Study objectives: (1) To investigate changes in arterial oxygen saturation via pulse oximeter (SpO2) during apnea and after reinstitution of manual ventilation at SpO2 of 95% or 90% following rapid sequence induction of anesthesia in children after 2-minute preoxygenation; (2) to determine whether the setting of a safe threshold of apneic period to an SpO2 of 95% is appropriate in children during anesthetic induction; and (3) to evaluate the influences of age, body weight, and height on the time from the start of apnea to SpO2 of 95%.
Design: A clinical study of random design and comparison among groups.
Setting: Operating room of a plastic surgery hospital of the Chinese Academy of Medical Sciences and Peking Union Medical College.
Patients: 152 infants and children, ASA physical status 1, aged 3 months to 12 years, scheduled for elective plastic surgery.
Interventions: Patients were divided into three age groups: Group 1-infants 3 months to 1 year (n = 39); Group 2 children 1 to 3 years (n = 41); and Group 3-children 3 to 12 years (n = 72). Patients in each age group were randomly allocated again to Subgroups A and B. After a 2-minute preoxygenation, anesthesia was induced with thiopental 5 mg/kg, fentanyl 5 micrograms/kg and suxamethonium 1.5 mg/kg. Patients were manually ventilated when SpO2 decreased to 90% in Subgroups A and 95% in Subgroups B, respectively, during apnea.
Measurements and main results: SpO2 was measured continuously with a Datex pulse oximeter applied to the right index finger. During apnea, the times for SpO2 to decrease to 09% (T99) and 95% (T99) in all children, and 90% (T90) in Subgroups A were recorded. The time for SpO2 to decrease from 95% to 90% (T95-90) in Subgroups A was also measured. After reinstitution of manual ventilation, the time when SpO2 continued to decrease (T1) and the time from the end of apnea to recovery of SpO2 baseline (T2) were determined. In addition, the lowest value of SpO2 after apnea was also recorded. The results showed that younger children were more susceptible than older children to the risk of hypoxemia during apnea. There were significant differences in T99, T95, T90, and T95-90 between the three age groups T1 and T2 were significantly longer in Group 3 than in Groups 1 and 2. There were significant differences in the lowest values of SpO2 following apnea among the three Subgroups A and between Subgroups A and B of each age group. During apnea, heart rate decreased gradually as SpO2 decreased, showing a significant decrease at SpO2 of 95%. Bradycardia was found in three children in Subgroups A. The apnea time to SpO2 of 95% correlated well with age, weight, and height by linear regression analysis.

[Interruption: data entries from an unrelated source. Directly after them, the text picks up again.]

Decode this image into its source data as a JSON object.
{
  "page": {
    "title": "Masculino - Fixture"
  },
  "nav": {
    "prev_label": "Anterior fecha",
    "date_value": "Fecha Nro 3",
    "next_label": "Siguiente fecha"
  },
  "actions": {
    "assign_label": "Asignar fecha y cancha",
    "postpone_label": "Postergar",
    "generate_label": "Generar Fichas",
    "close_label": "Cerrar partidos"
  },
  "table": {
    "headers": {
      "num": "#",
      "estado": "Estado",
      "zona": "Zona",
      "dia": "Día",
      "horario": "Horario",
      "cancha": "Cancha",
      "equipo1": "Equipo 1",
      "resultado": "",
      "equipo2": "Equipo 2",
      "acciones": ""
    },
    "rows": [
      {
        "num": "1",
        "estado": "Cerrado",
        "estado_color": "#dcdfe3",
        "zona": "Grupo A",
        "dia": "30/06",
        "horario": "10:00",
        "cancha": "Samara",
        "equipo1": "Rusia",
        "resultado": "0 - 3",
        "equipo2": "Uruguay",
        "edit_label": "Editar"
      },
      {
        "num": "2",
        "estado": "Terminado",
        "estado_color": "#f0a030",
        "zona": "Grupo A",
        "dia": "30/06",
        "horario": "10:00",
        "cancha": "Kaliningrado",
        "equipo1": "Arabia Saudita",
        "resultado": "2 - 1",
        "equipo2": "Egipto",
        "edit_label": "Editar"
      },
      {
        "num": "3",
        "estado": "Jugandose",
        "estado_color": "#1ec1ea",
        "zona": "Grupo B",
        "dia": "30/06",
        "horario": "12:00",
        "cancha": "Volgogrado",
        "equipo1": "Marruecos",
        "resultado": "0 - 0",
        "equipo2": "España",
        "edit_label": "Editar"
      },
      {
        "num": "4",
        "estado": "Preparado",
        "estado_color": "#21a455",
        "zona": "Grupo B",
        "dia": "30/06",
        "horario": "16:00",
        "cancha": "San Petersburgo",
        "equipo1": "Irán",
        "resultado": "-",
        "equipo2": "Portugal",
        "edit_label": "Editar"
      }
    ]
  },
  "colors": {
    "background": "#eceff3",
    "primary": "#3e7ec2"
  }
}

Conclusions: The safe threshold of an apneic period setting to an SpO2 of 95% was appropriate in children during anesthesia induction. Despite the same duration of preoxygenation, younger children were more susceptible than elder ones to the risk of hypoxemia during apnea. The apnea time to SpO2 of 95% correlated with age, body weight, and height using linear regression analysis.